Teilverzicht ist unzulässig

Ob der Zeuge seine Gestattung – wie vorliegend – auf einzelne Vernehmungen beschränken kann, habe der BGH bislang nicht entschieden (BGH NJW 2020, 3537 Rn 13 ff.; BGHSt 48, 294, 297 ff. = NJW 2003, 2619). Ein solcher Teilverzicht sei unzulässig. Denn ein Zeuge könne nur in dem Rahmen über das Beweisverwertungsverbot verfügen, in dem es seinem Schutz dient. Schutzzweck des § 252 StPO in Verbindung mit § 52 Abs. 1 StPO sei es indes ausschließlich, die Entscheidungsfreiheit des Zeugen dahin zu gewährleisten, ob er in einem Strafprozess gegen einen Angehörigen aussagen und so gegebenenfalls zu dessen Belastung beitragen möchte (BGHSt 45, 203, 207). Das bedeute: Der Zeuge kann entscheiden, ob er sich als Beweismittel zur Verfügung stellen will oder nicht (BGHSt 48, 294, 298 m.w.N.). Darüber hinaus habe er kein schützenswertes Interesse daran, den Umfang der Verwertbarkeit der von ihm bereits vorliegenden Angaben zu bestimmen, weshalb insoweit im Interesse des Angeklagten und der Allgemeinheit an der Wahrheitserforschung seinem Einfluss auf das Strafverfahren Grenzen zu ziehen sind (BGHSt 48, 294, 299). Die Jugendkammer hätte ausschließlich die Angaben der Nebenklägerin vor dem Ermittlungsrichter zur Entscheidungsfindung heranziehen dürfen. Das Urteil beruhe auf dem Verfahrensfehler (§ 337 Abs. 1 StPO).

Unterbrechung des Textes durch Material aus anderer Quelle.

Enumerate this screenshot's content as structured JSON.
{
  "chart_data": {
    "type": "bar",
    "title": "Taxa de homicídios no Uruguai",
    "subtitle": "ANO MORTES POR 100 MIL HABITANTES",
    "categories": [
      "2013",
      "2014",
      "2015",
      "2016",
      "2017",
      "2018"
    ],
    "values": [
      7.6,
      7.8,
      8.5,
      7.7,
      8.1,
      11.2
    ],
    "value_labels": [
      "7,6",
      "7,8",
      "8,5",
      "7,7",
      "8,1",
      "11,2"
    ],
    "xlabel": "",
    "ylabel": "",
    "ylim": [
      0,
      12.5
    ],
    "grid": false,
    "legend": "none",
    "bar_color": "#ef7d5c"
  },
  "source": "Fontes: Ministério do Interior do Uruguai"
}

III. Bedeutung für die Praxis

Überzeugend

Auf den ersten Blick mag es fraglich erscheinen, dass der zeugnisverweigerungsberechtigte Zeuge nur insgesamt über den Verzicht der Verwertung disponieren kann, nicht aber teilweise. Der 1. Senat hat diese Ansicht in der für BGHSt vorgesehenen Entscheidung gleichwohl anhand des Schutzzwecks der §§ 52, 252 StPO überzeugend begründet. Hinzu kommt: Könnte der Zeuge teilweise auf die Verwertung verzichten, bestünde die Gefahr, dass das Gericht für die mangels konfrontativer Befragung erforderliche besondere Beweiswürdigung auf die Verwertung von Angaben verzichten müsste, die im Rahmen der Glaubhaftigkeitsprüfung von Bedeutung sind (Entstehung der Aussage, Konstanz der Angaben im Kern usw.). Für die Justiz bleibt es dabei: Der sicherste Weg, solche Problemlagen zu vermeiden, ist die frühzeitige ermittlungsrichterliche Vernehmung zeugnisverweigerungsberechtigter Zeugen.